Same teams, same venue, just one week on...the health crisis has forced some adaptations for everyone in footy and here's another. The Wallabies are back at Eden Park for another crack at the All Blacks on Saturday. Every fibre of history says they can't win so what's in store? Jim Tucker has his preview and betting tips here.
Sat, August 14, Eden Park, Auckland, 5.05pm (AEST)
You can see whatever you want to see from last weekend's 33-25 win by the All Blacks on the same slippery turf at Eden Park. Those looking for strong pointers about the character of the Wallabies can justifiably point to their three late tries that tightened a 33-8 blowout to 33-25. That hang-in quality is essential if you ever imagine beating the All Blacks on New Zealand soil. Scoring four tries against the Kiwis shows the Wallabies do have some strikepower and they get back their best attacker, Marika Koroibete, on Saturday. The Wallabies did have some success when they played more direct rather than impatiently throwing cutout passes for intercept tries.
On the flip side, the All Blacks had the Test won by the 65-minute mark with a 25-point lead.

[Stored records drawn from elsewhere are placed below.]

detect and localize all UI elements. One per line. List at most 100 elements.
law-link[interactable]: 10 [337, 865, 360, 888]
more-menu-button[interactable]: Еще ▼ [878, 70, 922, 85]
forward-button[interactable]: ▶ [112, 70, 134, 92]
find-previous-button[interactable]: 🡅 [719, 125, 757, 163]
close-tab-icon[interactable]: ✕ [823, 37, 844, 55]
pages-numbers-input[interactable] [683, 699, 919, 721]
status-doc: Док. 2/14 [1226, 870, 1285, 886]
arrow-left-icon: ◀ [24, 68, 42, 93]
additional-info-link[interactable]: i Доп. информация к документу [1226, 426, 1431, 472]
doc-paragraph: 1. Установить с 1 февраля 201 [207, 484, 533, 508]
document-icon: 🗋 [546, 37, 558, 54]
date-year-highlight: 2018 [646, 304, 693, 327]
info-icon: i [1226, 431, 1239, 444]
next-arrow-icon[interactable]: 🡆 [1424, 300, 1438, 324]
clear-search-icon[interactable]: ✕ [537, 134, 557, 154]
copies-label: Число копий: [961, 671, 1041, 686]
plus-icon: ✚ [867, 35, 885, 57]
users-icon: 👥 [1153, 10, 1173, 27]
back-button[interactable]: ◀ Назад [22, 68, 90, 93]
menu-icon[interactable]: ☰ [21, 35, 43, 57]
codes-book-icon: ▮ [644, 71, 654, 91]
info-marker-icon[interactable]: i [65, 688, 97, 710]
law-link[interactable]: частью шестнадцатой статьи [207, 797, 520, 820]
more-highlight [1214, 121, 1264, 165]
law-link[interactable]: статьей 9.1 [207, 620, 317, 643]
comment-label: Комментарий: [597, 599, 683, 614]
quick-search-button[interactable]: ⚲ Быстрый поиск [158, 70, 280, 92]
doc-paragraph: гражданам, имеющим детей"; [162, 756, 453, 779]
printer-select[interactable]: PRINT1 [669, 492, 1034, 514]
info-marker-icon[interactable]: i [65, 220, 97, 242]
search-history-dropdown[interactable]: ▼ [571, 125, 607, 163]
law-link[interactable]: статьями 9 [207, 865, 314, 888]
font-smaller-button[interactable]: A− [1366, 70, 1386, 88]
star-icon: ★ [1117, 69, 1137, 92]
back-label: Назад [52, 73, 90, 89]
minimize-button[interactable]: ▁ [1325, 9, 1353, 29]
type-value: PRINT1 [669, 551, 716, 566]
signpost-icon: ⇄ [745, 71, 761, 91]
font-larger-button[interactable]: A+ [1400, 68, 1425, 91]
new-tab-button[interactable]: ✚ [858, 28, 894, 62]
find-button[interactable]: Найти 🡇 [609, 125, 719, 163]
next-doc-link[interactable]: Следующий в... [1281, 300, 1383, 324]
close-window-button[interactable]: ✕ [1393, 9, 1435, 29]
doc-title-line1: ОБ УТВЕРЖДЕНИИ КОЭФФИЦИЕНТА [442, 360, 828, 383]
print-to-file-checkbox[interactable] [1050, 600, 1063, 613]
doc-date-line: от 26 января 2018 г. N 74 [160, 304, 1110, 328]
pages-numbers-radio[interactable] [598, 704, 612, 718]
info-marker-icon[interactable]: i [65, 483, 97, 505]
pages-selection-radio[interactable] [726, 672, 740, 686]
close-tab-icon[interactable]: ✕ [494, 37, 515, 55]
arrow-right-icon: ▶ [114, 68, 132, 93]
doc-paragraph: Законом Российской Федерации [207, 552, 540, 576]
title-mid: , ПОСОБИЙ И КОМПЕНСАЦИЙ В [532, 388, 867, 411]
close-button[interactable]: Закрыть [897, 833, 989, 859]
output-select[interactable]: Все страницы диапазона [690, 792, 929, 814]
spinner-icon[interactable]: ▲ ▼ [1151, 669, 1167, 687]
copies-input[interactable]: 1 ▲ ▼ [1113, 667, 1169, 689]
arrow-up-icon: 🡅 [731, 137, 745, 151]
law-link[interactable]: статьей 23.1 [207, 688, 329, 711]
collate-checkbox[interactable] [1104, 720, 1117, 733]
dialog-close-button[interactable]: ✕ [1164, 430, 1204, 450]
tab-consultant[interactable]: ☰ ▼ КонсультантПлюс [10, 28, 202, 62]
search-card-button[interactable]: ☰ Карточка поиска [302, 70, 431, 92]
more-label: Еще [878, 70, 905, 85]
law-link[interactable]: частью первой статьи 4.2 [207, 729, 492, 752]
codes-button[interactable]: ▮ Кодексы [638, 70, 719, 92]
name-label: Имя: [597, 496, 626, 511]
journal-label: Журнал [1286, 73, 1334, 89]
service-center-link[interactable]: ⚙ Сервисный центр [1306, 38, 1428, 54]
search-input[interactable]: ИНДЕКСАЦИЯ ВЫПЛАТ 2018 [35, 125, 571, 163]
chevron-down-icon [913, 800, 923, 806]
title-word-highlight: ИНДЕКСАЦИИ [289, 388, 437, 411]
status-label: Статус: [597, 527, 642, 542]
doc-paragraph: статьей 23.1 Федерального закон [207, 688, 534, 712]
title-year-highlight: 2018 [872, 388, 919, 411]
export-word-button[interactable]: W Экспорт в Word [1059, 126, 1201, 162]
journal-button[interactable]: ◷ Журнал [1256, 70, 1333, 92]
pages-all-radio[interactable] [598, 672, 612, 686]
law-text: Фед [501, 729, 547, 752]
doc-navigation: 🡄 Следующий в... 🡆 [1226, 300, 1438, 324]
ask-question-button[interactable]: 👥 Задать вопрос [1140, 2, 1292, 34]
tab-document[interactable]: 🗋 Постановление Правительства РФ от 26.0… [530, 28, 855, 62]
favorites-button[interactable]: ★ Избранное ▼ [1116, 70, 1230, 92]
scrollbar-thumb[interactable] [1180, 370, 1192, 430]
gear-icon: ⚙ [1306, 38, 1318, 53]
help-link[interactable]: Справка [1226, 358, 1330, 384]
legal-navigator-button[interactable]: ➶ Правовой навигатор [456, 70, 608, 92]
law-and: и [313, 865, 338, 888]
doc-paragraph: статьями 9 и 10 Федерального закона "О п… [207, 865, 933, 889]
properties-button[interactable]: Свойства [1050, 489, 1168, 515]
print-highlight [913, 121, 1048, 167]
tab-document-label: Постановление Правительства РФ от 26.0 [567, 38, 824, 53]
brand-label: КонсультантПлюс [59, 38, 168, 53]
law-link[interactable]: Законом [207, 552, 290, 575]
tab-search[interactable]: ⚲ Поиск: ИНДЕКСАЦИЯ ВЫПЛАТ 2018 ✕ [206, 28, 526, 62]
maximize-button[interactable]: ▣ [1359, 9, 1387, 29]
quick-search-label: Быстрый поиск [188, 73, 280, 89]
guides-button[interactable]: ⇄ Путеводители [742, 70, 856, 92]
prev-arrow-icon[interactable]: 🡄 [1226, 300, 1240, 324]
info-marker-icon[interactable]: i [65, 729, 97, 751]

They had pressed the accelerator for 15 minutes and come up with a 17-0 avalanche. When it mattered they threw the knockout punch as they invariably do at Eden Park.
There's a lot of talk this week about there being plenty of improvement in the Wallabies and that uniting Rob Valetini, Matt Philip and Lachie Swinton in the forwards makes the pack edgier and more physical. That might be true but look at history. The past decade tells us the Wallabies have their best crack at beating the All Blacks in a series opener and come up well short in Test No.2. Ignore where those Tests have been played. Between 2012-2020, the Wallabies won twice and drew twice in nine Bledisloe Cup openers. Over the same stretch, they are 0-from-9 in Bledisloe No.2 and have lost by a crushing average margin of 21 points. All betting wisdom says keep backing the All Blacks at a venue where they haven't lost to the Wallabies since 1986.
The young Wallabies who'd never experienced Eden Park as Auckland's hostile cauldron until last weekend will benefit because they are back in the same surroundings immediately. The Wallabies need a fast start, a 10-0 break to apply some pressure. The lineout was a windy, wonky mess to start with last weekend before we got the wonderful precision of that long lineout throw for the Hunter Paisami-Andrew Kellaway try. Let's see another set play gem pay off, some big Wallabies' defence, very few unforced errors and every point-scoring chance taken. Only then will the Wallabies be in this Test with a shout into the final 10 minutes.